Imports Setting Brand Positioning Paradigm in U.S.

Monday, June 14, 2010 by Tom Libby
I'm going to say something that many people – particularly in Southeast Michigan – may not want to hear. There is more and more evidence that the imports – European and Asian – are controlling and leading the U.S. new car and light truck market. The demise of Mercury is only the latest illustration of this industry trend.   

Both European and Asian OEMs have used a two-brand (mainstream and premium) strategy throughout their time in the U.S. market. Volkswagen started this concept (among the imports) with VW and Audi, and American Honda moved to a two-make structure in 1986 when it launched Acura, the first premium Asian brand in the U.S. In 1989 Toyota and Nissan followed with Lexus and Infiniti, respectively. Although Toyota actually has a third brand (Scion), it is considered a small niche make (April 2010 retail share of .47%). Some Asian- and European-based manufacturers only have one make in this country, but those solo makes consistently fall in either the mainstream or premium bucket.
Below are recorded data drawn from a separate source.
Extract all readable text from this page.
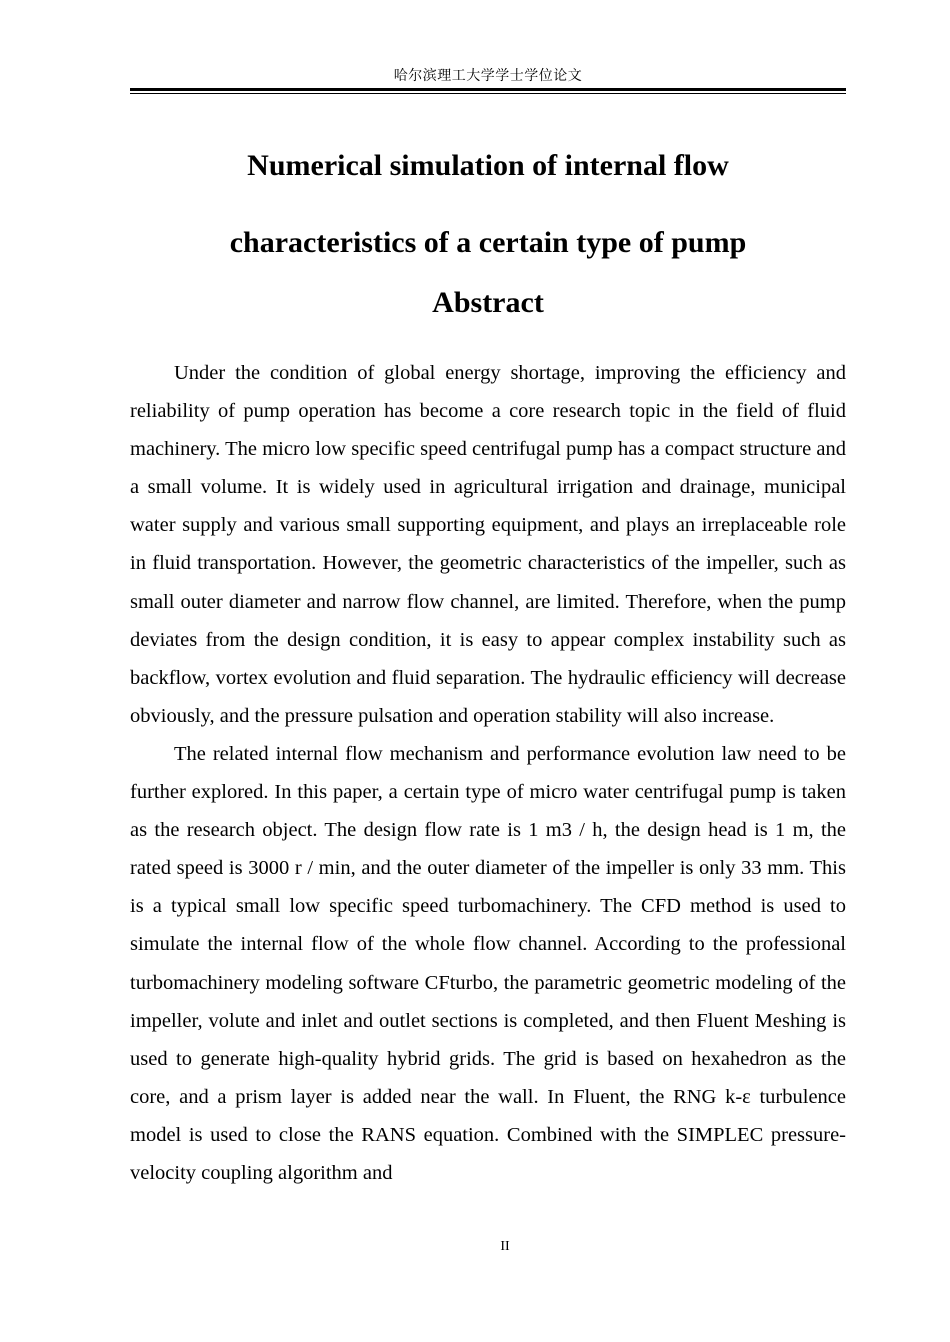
哈尔滨理工大学学士学位论文
Numerical simulation of internal flow
characteristics of a certain type of pump
Abstract

Under the condition of global energy shortage, improving the efficiency and reliability of pump operation has become a core research topic in the field of fluid machinery. The micro low specific speed centrifugal pump has a compact structure and a small volume. It is widely used in agricultural irrigation and drainage, municipal water supply and various small supporting equipment, and plays an irreplaceable role in fluid transportation. However, the geometric characteristics of the impeller, such as small outer diameter and narrow flow channel, are limited. Therefore, when the pump deviates from the design condition, it is easy to appear complex instability such as backflow, vortex evolution and fluid separation. The hydraulic efficiency will decrease obviously, and the pressure pulsation and operation stability will also increase.

The related internal flow mechanism and performance evolution law need to be further explored. In this paper, a certain type of micro water centrifugal pump is taken as the research object. The design flow rate is 1 m3 / h, the design head is 1 m, the rated speed is 3000 r / min, and the outer diameter of the impeller is only 33 mm. This is a typical small low specific speed turbomachinery. The CFD method is used to simulate the internal flow of the whole flow channel. According to the professional turbomachinery modeling software CFturbo, the parametric geometric modeling of the impeller, volute and inlet and outlet sections is completed, and then Fluent Meshing is used to generate high-quality hybrid grids. The grid is based on hexahedron as the core, and a prism layer is added near the wall. In Fluent, the RNG k-ε turbulence model is used to close the RANS equation. Combined with the SIMPLEC pressure-velocity coupling algorithm and

II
As the Asian and European OEMs have gained share in the U.S. (their April 2010 YTD combined share of U.S. new retail light vehicle registrations is 62.5%), their two-make structure has similarly gained strength and eventually become the dominant paradigm. Sloanism – the concept, created by Alfred Sloan at GM in the 1920s, that the customer will ascend a "ladder" of increasingly prestigious and expensive brands  - has simultaneously been marginalized, and is now just about gone. Mercury was the middle rung on the Ford Motor Company's "ladder," and Mercury's discontinuation will transform Ford into an Asian-like two-make enterprise. The discontinuations of Oldsmobile (2000) and Pontiac (2009) were similar occurrences for GM. 

The only non-mainstream, non-premium makes remaining from the Sloan concept are Buick and Chrysler; this begs the question of how much longer these two brands will be around. There is a widely-held belief that Buick was retained by GM when it went through bankruptcy only because of that brand's success in China, and one wonders how GM can/will position Buick in this country without stepping on the toes of Cadillac. 

Regarding Chrysler, the only long-range plan in which that make would survive is if it were to be re-positioned as a true premium brand competing directly with Lincoln and Cadillac. It is questionable whether or not this can be achieved, and it is clear this will not happen overnight. But, given the industry's move toward a two-brand structure, if the Chrysler Group does not pursue this strategy it's hard to envision an environment in which the Chrysler brand survives.

If Buick and Chrysler do disappear, every new vehicle brand in the U.S. industry (other than the niche brands such as Jeep) will be positioned in accord with the structure initiated by Volkswagen and reinforced by the Asians.

Note: Imports are defined as vehicles sold by an offshore-based brand, regardless of production source.